Но всё изменилось, когда Оля приблизилась к столику своего гостя, услышав серебристый голос златокудрой девушки из-за соседнего. Она мягко и вежливо делала заказ другой официантке, а в конце, слегка понизив голос, попросила:
— И вы не могли бы передать Максиму Громову, что в зале его ожидает невеста…
Оля ощутила, как в её руках дрогнул поднос с тарелкой супа буйабес. Она всеми возможными силами заставила себя не паниковать, а дойти до гостя и, мило улыбнувшись, на десерт ещё порекомендовать тарт татен. А уже после, когда заказ ушёл на кухню, запереться в туалете и, стиснув зубы, молча завыть.
Какая же она наивная дурёха. Никогда такой мужчина, как Максим Громов, не обратил бы на неё внимания. Чем она думала, когда соглашалась на весь этот кордебалет? А главное, почему так сильно поверила?
В груди нестерпимо жгло. Как и в глазах. Они совсем отказывались видеть происходящее, потому что мутная пелена слёз застыла на них. Оля закусила нижнюю губу почти до крови, а пальцы сами собой стали нервно перебирать по золотому ободку браслета, то гладя, то царапая холодный металл.

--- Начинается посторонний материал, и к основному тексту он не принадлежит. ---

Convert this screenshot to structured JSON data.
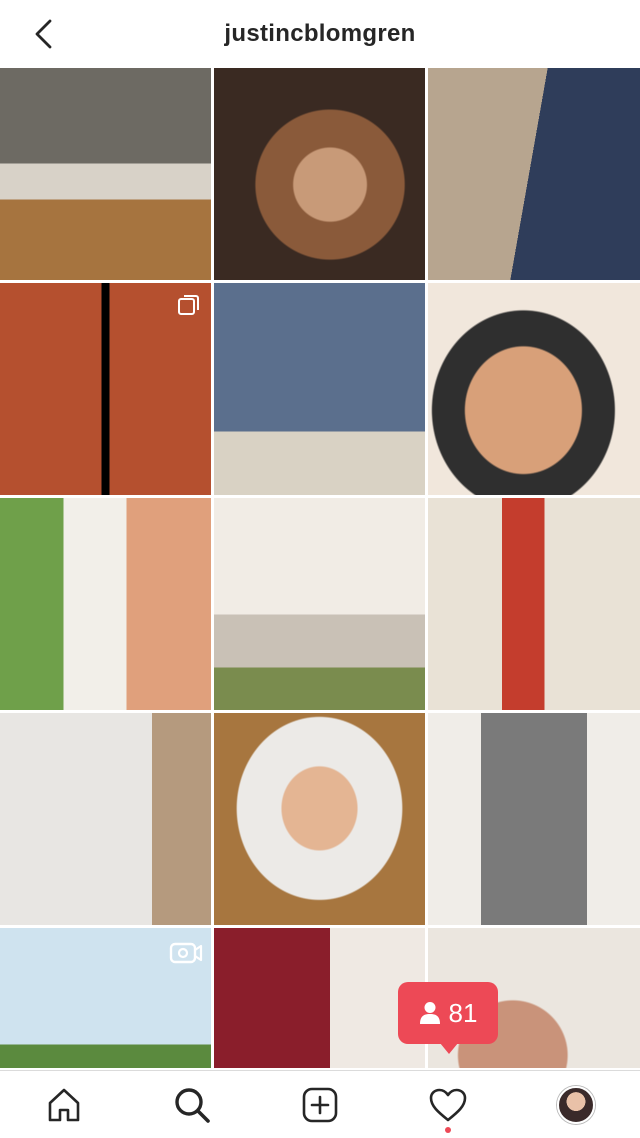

Внутри как будто разбили вазу со льдом. Всё, начиная от горла и заканчивая глубоко в животе, сковывало ледяной плёнкой, которая мешала дышать. И Оля хватала ртом воздух, чтобы не упасть в обморок. Была похожа на рыбу, что прибоем выбросило на сушу, и она не знает, как теперь быть, просто отчаянно трепыхает, чтобы не обезуметь от жестокости, царящей вокруг.
Если невезение и отошло, — то только ради того, чтобы так нежно, но сильно швырнуть ничего не подозревающую Ольгу прям носом в собственную никчёмность.
Как можно было поверить в то, что у них с Максимом есть хоть что-то дальше? Как можно было не догадываться, что владельцы заводов, машин и пароходов не влюбляются в неуклюжих официанток. Как?
Оля сама не знала ответа. Она просто старалась сдержаться и не закричать в голос от разочарования и боли, что поселились внутри. Намертво вгрызлись во все внутренности. Они цеплялись искорёженными своими корнями за что-то, некогда бывшее светлым и чистым, и запускали в него темноту, грязь и осклизлое ощущение безысходности.
В туалет зашёл кто-то, и Оля поспешила утереть слёзы туалетной бумагой, чтобы не сильно заметно было, что она здесь ревела. На выходе из кабинки она столкнулась с Агатой, которая тут же напустилась:
— Почему ты не в зале? Твой гость уже доедает десерт.
Оля растерялась и ещё больше расстроилась. Хотя куда ещё больше?
— Простите, мне нездоровится, — промямлила она, стараясь не глядеть на начальницу.